Hot weather obviously affects garden plants, lawns and vegetable plants, but there are things you can do to protect them. A prolonged heat wave can be disastrous for all the hard work and money spent to have a beautiful garden, only to see it wither up and die.

Here are some tips to help you help your landscape survive.

Trees and Shrubs 

Newly planted trees and shrubs are the most sensitive to heat and drought damage. Special care should be taken to establish good root systems on plants one or two years old. Deep watering is best. Leave the hose running at a trickle for 5-10 minutes at the base of the plants to let it soak well into the soil. Avoid spraying the foliage with water on hot afternoons as this will lead to leaf scorch. A good mulch base helps insulate the roots but too little (less than an inch) does not help much and too much (over three inches) keeps water from soaking in.

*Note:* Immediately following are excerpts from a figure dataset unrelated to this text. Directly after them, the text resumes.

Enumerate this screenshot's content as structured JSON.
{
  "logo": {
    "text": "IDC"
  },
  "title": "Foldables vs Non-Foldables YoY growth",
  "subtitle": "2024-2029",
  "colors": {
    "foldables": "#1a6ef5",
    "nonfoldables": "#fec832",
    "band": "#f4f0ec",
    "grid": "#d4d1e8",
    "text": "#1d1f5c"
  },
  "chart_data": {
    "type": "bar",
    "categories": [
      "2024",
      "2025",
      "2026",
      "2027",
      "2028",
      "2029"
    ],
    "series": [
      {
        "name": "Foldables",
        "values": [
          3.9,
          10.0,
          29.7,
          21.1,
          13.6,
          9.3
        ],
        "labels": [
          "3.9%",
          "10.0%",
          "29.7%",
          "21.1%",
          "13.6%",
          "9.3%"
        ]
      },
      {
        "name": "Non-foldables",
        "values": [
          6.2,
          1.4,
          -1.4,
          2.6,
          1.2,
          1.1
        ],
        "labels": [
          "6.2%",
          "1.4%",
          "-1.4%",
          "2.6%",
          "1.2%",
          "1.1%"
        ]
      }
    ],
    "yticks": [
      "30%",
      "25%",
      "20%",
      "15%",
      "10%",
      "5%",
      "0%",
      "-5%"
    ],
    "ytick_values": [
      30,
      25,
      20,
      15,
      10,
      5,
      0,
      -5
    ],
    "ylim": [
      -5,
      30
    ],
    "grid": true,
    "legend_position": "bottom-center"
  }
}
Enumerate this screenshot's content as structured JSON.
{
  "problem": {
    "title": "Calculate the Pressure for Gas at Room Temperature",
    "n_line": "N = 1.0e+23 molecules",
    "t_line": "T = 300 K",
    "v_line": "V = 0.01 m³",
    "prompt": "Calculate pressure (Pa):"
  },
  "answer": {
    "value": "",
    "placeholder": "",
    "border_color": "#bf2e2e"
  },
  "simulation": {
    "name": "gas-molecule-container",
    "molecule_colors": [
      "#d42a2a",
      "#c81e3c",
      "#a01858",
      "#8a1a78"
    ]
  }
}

Lawns require 1-2 inches of water per week. It is best to water in the early morning so that the leaves can thoroughly dry and reduce the chance of fungal diseases. Many grass varieties naturally go dormant (turn brown) during periods of high temperatures. This keeps the grasses from extreme desiccation. They will naturally green up when cooler temperatures and moisture returns.


Vegetable plants require adequate water at all stages of development. Without it, blossoms will drop and yields will decline. These plants generally require 1-2 inches of water per week. Like other plants, avoid getting water on the foliage, target the root zone. A good compost base at planting will also help conserve moisture.